Nel 293 furono consoli Sp. Carvilio e L. Papirio Cursore. Il caso volle che i Sanniti scendessero in campo con lo stesso animo e con lo stesso apparato di armi del 310, quando erano stati vinti dal padre di Papirio[33]. La sconfitta dell’anno precedente aveva acuito nel loro animo il fermo proposito di prendersi una rivincita, per cui ora adunano nella città di Aquilonia [34] ben quarantamila uomini arruolati per tutto il Sannio con una circoscrizione fatta in maniera inusitata, oltre che severa. Il giovane, infatti, che non si fosse presentato all’adunanza o che si fosse allontanato senza il permesso del suo comandante sarebbe stato sacrificato a Giove. A questo punto Livio (10, 38, 5 sgg.) ci fa sapere che il giuramento dei soldati si svolse secondo un rituale, le cui formule erano state lette in un antico libro di lino[35]. La recluta veniva fatta avvicinare all’altare più come vittima che come partecipe della cerimonia (sacri particeps) per suscitare in lui il sacro timore; poi, gli veniva imposto il segreto con una formula di giuramento orribile per la maledizione (execrationem) che conteneva[36]. In caso di inadempienza, tale maledizione non si limitava alla vita (caput) di chi giurava, ma coinvolgeva la sua famiglia e la sua discendenza, che si sarebbe venuta a trovare esclusa per sempre dalla comunità religiosa e civile del popolo sannita. Vengono, quindi designati per nome dieci giovani tra i più eminenti e ad essi è dato l’incarico di scegliersi ciascuno un compagno (vir virum legerent), il quale a sua volta se ne sarebbe scelto un altro e così di seguito fino a raggiungere il numero di sedicimila. Il vantaggio di un siffatto modo singolare di arruolamento consisteva soprattutto, sul fatto di poter allestire reparti molto bene affiatati e legati anche dal vincolo dell’amicizia. Oltre questo esercito, detto linteato, perché il recinto dove si svolse il giuramento era stato coperto con tela (linteis contectus)[37], anche un altro contingente sannita di truppe scelte si accampò nei pressi di Aquilonia, nec corporum specie nec gloria belli nec apparatu linteatae legioni dispar (10, 38, 13).

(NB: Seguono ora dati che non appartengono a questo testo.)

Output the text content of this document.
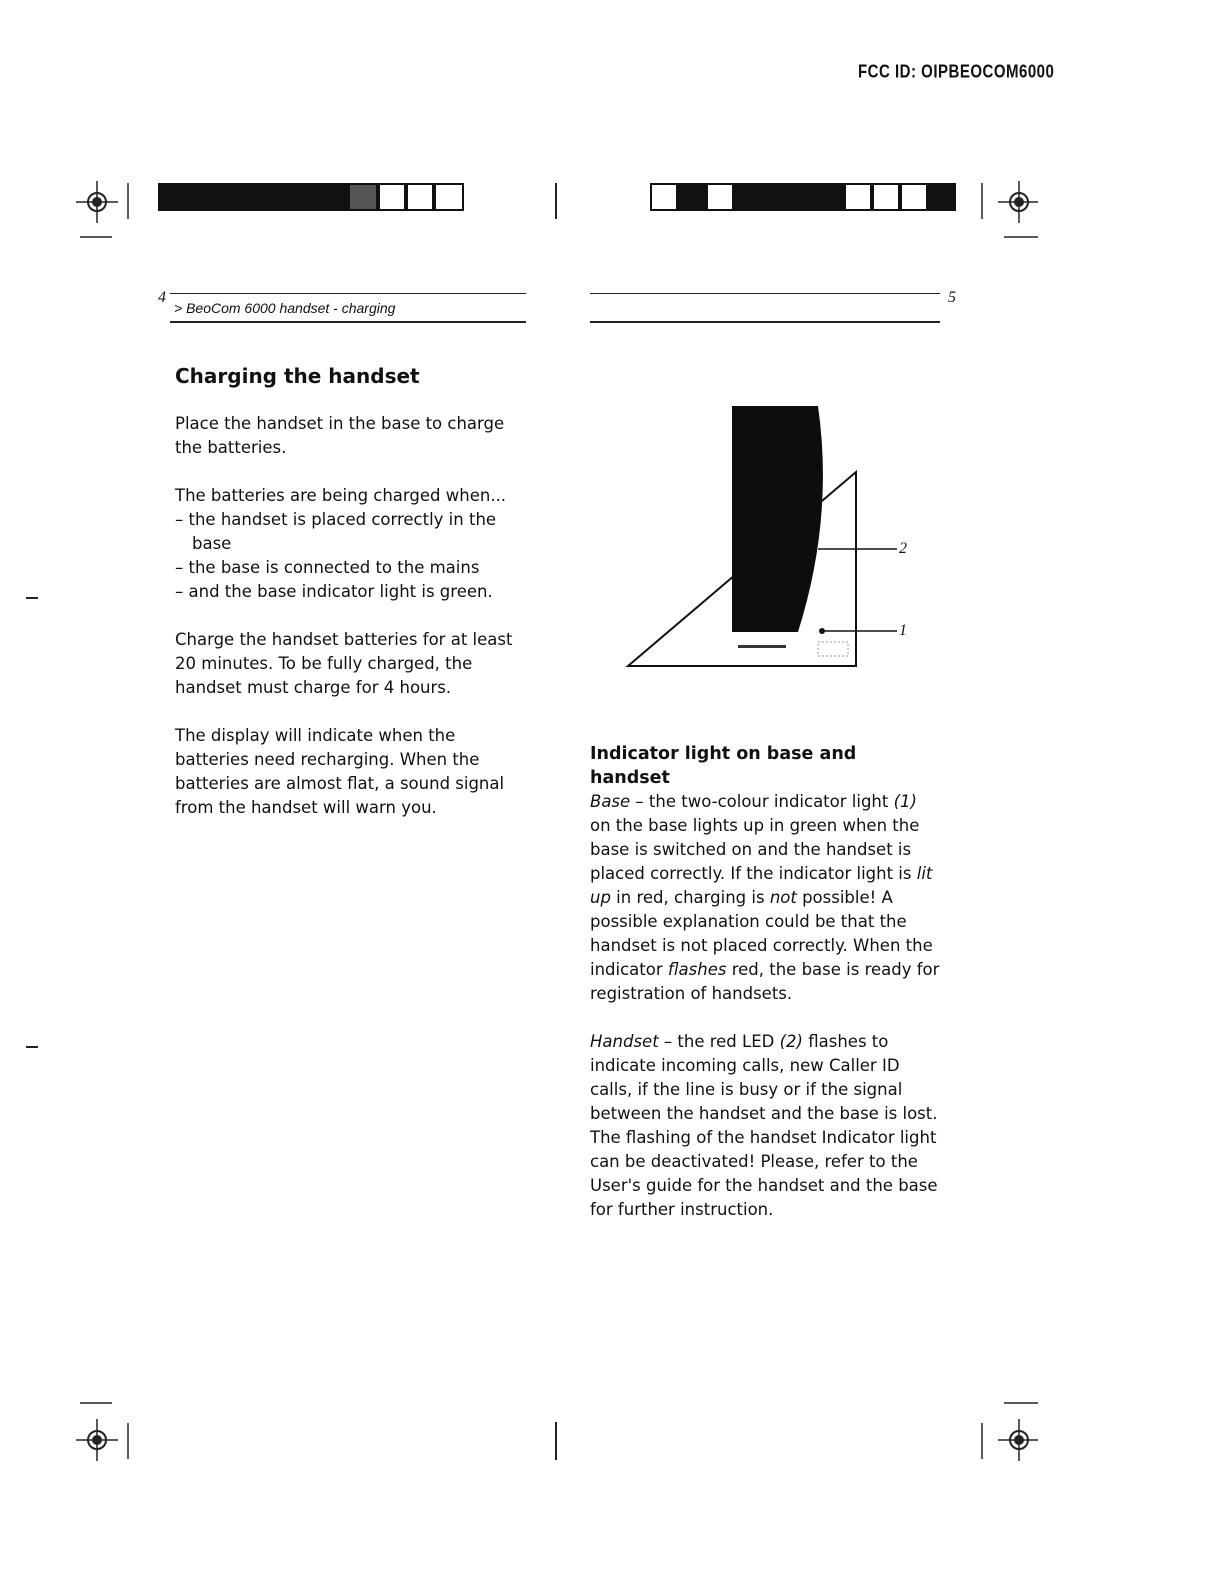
FCC ID: OIPBEOCOM6000
4
> BeoCom 6000 handset - charging
Charging the handset

Place the handset in the base to charge the batteries.

The batteries are being charged when...

– the handset is placed correctly in the base
– the base is connected to the mains
– and the base indicator light is green.

Charge the handset batteries for at least 20 minutes. To be fully charged, the handset must charge for 4 hours.

The display will indicate when the batteries need recharging. When the batteries are almost flat, a sound signal from the handset will warn you.

5
2
1
Indicator light on base and handset

Base – the two-colour indicator light (1) on the base lights up in green when the base is switched on and the handset is placed correctly. If the indicator light is lit up in red, charging is not possible! A possible explanation could be that the handset is not placed correctly. When the indicator flashes red, the base is ready for registration of handsets.

Handset – the red LED (2) flashes to indicate incoming calls, new Caller ID calls, if the line is busy or if the signal between the handset and the base is lost. The flashing of the handset Indicator light can be deactivated! Please, refer to the User's guide for the handset and the base for further instruction.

In campo romano, il console Sp. Carvilio prese il comando delle legioni lasciate ad Interamna da M. Attilio e con esse occupò Amiternum, oppidum di una certa importanza se l’operazione costò ai Sanniti duemilaottocento morti e quattromiladuecentosettanta prigionieri, ma non identificabile con un’antica città sabina sita nei pressi del fiume Pescara, che ancor oggi nella valle aquilana chiamasi Aterno (Aternus), e della quale esistono le rovine presso il villaggio di S. Vittorino, perché Livio ci fa sapere che Carvilio mosse alla volta del Sannio (in Samnium profectus: 10, 39, 2) né ci sono dubbi sulla tradizione del testo. L’altro console arruolato un nuovo esercito, espugnò Duronia, città di incerta ubicazione, ma sita verisimilmente nel territorio dei Pentri. Entrambi i comandanti romani passano, quindi, all’opera devastatrice nel Sannio occidentale e specialmente nel territorio di Atina, centro dei Volsci e perciò corrispondente all’omonima cittadina in provincia di Frosinone: così facendo, giungono Carvilio a Cominium [38] e Papirio ad Aquilonia, ubi summa rei Samnitium erat (10, 39, 5). Nei pressi di questa città né si sospese del tutto il guerreggiare né si attaccò con impegno: i due consoli si tengono giornalmente informati di qualunque avvenimento, per quanto anche la vigilanza di Carvilio fosse rivolta più ad Aquilonia che a Cominium, consapevole che le operazioni militari avrebbero ivi assunto un carattere decisivo (maiore discrimine: 10, 39, 7).

Papirio, quando ravvisò l’opportunità di dare battaglia al nemico, si accordò col collega, affinché questi muovesse contemporaneamente all’attacco di Cominium per impedire l’accorrere di rinforzi ad Aquilonia. Né omise, dimostrando il suo fine intuito d’esperto comandante, di tenere alto il morale dei suoi uomini, che potevano essere impressionati dall’apparato militare dei nemici. Le parole del console sortirono l’effetto voluto nell’animo dei soldati, che sono presi da un violento ardore combattivo. Livio si sofferma anche a descrivere gli auspici, i preparativi alla battaglia e lo schieramento delle truppe; senza tralasciare di aggiungere qualche pennellata intesa a fissare gli stati d’animo delle due parti in campo: Romanos ira, spes, ardor certaminis avidos hostium sanguinis in proelium rapit; Samnitium magnam partem necessitas ac religio invitos magis quam inferre pugnam cogit (10, 41, 1).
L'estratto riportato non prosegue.